Was hat uns zu dieser Entscheidung bewogen?


Gemeinsam mit einigen Bauern 1*) haben ich in den letzten sieben Jahren ein Projekt geschaffen, Poulet (Hahn & Henne) so zu produzieren, wie sich das die Mehrheit der Konsumentinnen und Konsumenten bestimmt wünscht. Das Tierwohl hat vom Ei bis auf den Teller oberste Priorität. Mit der unkonventionellen Trockenschlachtung und der mehrwöchigen Reifung konnten wir sogar die anfängliche Skepsis der Wissenschaft widerlegen und so dem Projekt noch die Krone aufsetzen.



jungedelhaehne

Amrock-Hähne im Albulatal


Unsere Quintessenz:


Das Ergebnis ist grossartig, man kann Poulet nach höchsten qualitativen, ethischen und nachhaltigen Kriterien produzieren. Und das sogar ausschliesslich mit Schweizer Futter – wohlgemerkt, auch das Mastfutter ist sojafrei.

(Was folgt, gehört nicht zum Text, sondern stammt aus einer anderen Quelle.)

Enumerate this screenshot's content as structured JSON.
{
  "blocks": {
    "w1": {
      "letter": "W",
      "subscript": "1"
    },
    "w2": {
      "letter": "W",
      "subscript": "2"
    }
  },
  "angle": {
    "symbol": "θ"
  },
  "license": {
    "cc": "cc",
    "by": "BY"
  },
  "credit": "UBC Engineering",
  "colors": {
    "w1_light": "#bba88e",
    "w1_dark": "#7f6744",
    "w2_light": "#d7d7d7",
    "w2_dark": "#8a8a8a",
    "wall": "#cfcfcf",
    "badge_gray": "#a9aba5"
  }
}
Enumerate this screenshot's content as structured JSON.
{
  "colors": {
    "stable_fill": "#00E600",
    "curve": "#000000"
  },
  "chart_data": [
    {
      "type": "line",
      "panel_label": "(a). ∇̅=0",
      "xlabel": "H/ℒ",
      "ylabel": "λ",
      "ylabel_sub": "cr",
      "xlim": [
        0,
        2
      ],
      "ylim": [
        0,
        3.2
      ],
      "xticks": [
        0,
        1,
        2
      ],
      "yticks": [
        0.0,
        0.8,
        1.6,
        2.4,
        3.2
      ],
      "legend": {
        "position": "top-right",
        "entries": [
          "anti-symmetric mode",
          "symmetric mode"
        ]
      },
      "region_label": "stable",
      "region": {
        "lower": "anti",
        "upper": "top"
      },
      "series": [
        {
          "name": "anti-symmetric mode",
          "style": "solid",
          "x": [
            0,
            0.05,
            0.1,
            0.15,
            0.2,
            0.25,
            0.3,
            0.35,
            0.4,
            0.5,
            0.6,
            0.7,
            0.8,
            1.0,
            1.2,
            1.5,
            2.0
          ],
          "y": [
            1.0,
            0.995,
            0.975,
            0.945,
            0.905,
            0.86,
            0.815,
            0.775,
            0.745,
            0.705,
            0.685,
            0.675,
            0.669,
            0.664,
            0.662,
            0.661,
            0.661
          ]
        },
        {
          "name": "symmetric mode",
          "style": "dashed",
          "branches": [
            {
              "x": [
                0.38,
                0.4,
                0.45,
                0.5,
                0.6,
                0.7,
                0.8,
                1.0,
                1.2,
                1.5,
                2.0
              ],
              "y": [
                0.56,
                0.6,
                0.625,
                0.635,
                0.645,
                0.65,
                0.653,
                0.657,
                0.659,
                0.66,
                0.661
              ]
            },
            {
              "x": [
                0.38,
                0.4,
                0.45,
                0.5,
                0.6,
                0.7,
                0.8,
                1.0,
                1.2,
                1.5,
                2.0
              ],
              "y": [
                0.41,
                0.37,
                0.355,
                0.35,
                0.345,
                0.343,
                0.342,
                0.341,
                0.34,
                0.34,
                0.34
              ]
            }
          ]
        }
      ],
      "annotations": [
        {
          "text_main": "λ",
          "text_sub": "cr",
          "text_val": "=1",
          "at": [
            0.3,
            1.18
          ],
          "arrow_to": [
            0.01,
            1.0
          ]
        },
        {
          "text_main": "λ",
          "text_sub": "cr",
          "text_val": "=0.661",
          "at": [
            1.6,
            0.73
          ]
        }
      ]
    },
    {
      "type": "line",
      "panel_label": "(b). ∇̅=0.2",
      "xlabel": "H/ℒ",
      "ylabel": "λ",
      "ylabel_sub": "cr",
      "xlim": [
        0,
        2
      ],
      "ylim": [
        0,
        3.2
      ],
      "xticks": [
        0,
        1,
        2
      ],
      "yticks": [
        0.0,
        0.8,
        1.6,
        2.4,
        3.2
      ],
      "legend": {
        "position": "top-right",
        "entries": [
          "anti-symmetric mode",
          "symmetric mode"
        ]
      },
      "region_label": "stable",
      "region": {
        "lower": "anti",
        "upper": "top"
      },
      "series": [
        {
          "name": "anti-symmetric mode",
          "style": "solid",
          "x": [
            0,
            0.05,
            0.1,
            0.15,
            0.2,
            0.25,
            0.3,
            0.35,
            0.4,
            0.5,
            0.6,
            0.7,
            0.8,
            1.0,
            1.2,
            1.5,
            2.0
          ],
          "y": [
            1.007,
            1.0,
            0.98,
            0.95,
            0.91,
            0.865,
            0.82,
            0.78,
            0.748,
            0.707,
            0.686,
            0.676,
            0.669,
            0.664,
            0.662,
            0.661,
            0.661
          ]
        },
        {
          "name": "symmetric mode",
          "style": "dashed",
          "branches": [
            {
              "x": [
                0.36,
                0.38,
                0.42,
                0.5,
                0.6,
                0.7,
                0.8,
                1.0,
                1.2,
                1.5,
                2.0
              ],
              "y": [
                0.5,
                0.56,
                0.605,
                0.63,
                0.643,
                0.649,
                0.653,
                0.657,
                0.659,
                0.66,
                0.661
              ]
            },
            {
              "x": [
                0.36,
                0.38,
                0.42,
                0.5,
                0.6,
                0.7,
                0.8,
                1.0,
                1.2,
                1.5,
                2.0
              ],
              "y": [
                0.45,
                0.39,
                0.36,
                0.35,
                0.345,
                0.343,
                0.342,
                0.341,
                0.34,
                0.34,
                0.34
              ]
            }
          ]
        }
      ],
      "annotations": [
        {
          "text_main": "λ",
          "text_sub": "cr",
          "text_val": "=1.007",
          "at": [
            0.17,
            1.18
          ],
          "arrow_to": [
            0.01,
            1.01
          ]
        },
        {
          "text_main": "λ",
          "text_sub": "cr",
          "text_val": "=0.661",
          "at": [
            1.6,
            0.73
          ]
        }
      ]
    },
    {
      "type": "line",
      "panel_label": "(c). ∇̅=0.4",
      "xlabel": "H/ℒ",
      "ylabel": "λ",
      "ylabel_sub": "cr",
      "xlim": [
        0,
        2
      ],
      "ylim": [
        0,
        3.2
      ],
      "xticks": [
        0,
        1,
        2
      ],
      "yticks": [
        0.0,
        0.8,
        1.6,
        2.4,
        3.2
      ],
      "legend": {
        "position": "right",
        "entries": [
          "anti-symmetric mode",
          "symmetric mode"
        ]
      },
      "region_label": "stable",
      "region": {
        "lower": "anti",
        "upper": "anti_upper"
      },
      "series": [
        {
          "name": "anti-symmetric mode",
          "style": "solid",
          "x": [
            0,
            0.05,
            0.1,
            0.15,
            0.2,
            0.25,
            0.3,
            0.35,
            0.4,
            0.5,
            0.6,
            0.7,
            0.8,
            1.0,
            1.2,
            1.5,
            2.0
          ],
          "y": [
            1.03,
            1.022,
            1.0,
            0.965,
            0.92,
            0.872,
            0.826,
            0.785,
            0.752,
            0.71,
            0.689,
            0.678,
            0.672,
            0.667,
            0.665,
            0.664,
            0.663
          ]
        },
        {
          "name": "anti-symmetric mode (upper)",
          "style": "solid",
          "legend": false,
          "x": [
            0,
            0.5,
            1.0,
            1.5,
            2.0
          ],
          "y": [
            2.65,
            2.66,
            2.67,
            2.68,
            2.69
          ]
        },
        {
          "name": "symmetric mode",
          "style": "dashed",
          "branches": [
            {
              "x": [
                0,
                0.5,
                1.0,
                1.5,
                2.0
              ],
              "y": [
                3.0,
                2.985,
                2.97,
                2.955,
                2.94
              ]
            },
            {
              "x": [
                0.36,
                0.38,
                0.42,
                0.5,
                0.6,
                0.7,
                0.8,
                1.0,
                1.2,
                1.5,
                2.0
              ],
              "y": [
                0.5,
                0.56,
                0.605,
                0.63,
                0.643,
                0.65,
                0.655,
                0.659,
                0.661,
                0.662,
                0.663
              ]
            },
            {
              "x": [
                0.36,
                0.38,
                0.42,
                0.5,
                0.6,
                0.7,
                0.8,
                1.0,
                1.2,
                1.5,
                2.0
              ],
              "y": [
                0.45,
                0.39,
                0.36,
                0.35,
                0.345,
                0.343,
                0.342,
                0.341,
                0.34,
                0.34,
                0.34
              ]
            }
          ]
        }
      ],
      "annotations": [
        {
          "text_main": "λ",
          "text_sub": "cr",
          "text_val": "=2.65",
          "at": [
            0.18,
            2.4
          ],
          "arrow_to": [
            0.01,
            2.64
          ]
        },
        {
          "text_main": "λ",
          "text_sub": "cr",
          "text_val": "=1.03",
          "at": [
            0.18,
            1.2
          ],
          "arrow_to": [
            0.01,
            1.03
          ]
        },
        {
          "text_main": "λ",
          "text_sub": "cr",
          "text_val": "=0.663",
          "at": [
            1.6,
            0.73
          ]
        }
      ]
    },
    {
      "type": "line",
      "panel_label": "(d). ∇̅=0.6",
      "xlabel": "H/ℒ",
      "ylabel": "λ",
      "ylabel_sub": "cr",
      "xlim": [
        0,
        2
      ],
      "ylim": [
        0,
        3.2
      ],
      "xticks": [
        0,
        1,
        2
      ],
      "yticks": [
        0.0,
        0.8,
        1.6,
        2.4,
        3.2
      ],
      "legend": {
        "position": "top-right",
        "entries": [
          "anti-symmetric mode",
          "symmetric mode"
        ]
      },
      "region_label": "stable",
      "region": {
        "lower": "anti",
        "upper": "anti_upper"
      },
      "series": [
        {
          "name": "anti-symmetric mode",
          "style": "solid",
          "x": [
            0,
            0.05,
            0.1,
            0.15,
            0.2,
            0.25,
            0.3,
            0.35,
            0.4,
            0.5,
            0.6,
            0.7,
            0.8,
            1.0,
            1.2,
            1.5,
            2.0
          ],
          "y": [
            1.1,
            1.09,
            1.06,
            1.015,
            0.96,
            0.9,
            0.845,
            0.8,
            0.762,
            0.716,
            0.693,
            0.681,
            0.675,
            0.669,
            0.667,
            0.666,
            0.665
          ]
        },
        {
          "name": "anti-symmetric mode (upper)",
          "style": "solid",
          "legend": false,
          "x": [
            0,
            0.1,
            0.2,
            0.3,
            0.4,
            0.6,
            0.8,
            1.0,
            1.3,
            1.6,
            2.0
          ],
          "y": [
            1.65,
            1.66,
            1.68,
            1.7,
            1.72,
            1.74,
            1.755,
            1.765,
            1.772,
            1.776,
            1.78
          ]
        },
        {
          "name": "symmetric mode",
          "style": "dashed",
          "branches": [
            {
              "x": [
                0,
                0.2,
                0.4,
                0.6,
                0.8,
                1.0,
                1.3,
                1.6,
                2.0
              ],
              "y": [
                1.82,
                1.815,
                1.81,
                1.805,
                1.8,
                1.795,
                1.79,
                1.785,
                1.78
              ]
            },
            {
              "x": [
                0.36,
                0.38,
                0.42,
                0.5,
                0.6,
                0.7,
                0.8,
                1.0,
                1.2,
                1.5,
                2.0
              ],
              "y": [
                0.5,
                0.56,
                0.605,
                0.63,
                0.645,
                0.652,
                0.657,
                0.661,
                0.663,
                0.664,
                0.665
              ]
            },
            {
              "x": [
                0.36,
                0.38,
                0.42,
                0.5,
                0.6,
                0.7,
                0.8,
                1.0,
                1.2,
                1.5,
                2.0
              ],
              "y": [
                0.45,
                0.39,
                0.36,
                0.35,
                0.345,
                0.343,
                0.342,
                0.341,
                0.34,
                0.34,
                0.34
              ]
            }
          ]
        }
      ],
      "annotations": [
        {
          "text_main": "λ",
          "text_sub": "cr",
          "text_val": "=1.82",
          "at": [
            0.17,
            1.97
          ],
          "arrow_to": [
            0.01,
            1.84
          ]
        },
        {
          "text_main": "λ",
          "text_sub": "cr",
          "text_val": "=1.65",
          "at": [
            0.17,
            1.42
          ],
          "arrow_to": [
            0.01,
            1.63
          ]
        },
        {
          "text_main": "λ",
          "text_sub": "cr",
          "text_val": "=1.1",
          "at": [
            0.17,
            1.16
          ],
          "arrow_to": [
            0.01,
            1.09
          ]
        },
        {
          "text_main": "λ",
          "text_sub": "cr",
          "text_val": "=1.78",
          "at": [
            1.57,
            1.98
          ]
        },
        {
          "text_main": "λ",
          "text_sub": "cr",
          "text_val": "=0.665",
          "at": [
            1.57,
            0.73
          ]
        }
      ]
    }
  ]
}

Und gerne zitiere ich die Zeilen eines Restauranttesters: Ein Edelhahn hat mehr Geschmack, als ein ganzer Hühnerstall!


Unsere ernüchternde Erkenntnis ist jedoch, dass es gegenwärtig wirtschaftlich noch nicht tragbar ist, Poulet nach diesem Standard zu produzieren. Der Preis müsste pro Kilogramm mindestens CHF 60.00 betragen.



Was ist uns wichtig?


  • Vom Ei bis (fast) auf den Teller: Vom Brüten der Eier bis hin zur Schlachtung und Reifung, der Rezeptentwicklung und der Weiterzüchtung der alten Landrassen kommt in diesem Projekt alles aus einer Hand.


  • Der Edelhahn wird nur einmal im Jahr, also im natürlichen Lebensrhythmus eines Huhns, produziert. Im Frühling schlüpfen die Kücken, Ende Jahr gibt es dann grossartiges Fleisch. Eine Philosophie, die auch dazu anregen soll, weniger, dafür hochwertiges Fleisch zu geniessen.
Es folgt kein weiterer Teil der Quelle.